Actually, as far as parables go, I think the film is much more interesting in its kinship to the zombie genre. A few years ago I delivered a paper in London (at the Cine-Excess conference) on the zombie film as a rather playful indulgence of a collective and accelerating social death-drive. Zombies are scary—particularly those British ones that cheat by running extra-fast—but there’s also something exhilarating in seeing the entirety of our social world absolutely destroyed. After all, what’s so bad about being a zombie? You’re still somewhat sentient, apparently, certainly more so than if you just watched 100 Ways to Leave a Game Show or paid actual attention to the last Katy Perry CD all the way through. Moreover, the only thing that can kill you is a clean brain shot—and once everyone else in the world is also a zombie, that isn’t very likely to happen. Zombies don’t have to work or pay mortgages or worry about their personal appearance anymore---what’s not to like?

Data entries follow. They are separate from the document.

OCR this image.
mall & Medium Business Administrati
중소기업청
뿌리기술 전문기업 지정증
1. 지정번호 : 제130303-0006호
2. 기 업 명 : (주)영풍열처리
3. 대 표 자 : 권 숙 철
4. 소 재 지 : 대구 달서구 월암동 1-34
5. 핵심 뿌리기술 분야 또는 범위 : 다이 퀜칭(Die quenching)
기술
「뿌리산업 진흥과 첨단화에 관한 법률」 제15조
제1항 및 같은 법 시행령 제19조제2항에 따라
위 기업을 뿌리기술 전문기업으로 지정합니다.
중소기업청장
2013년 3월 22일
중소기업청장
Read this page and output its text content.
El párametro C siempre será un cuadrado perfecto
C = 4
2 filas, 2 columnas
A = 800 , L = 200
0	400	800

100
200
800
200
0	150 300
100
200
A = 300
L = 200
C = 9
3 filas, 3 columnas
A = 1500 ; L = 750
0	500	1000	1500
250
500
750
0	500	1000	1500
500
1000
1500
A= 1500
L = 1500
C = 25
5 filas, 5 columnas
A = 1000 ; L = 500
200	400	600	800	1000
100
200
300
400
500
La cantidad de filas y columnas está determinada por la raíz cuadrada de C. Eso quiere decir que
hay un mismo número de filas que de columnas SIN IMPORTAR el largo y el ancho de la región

If anything, Rise is even more candid and enthusiastic than most zombie films in indulging our desire to watch humankind snuff it—you’re on your feet by the end cheering the primate army as they hoist us brainiacs by our own R&D petard. Hurray for the noble apes! Hurray we’ll all be coughing up blood and dying soon! True, it’s a shame the death of humanity will mean no more incredible specimens like James Franco, Freida Pinto, and the hypothetical primates they might spawn, but that’s a small price to pay for exterminating assholes like that guy in the Ape house with the cattle prod or the pilot-neighbor-from-hell living next door. If I had a neighbor like that, I’d be personally injecting local raccoons with anything I could find in the hopes that one would eventually turn sour and spray his patio furniture with some form of mutantly toxic urine.
So kudos once again, Hollywood, for getting it right this time. I eagerly await the next installment when all the CGI Apes are rather surrealistically talking (which I hope will be even weirder than imagining Roddy McDowell’s mouth flapping behind the latex in the original series). I also hope the sequel has the guts to show thousands of Americans waiting around to die from the mutant virus, sad they will soon be no more, but ecstatic that they didn’t have to see their tax dollars wasted on government medical research or to support the implementation of Obama’s goddamn socialized medicine scheme.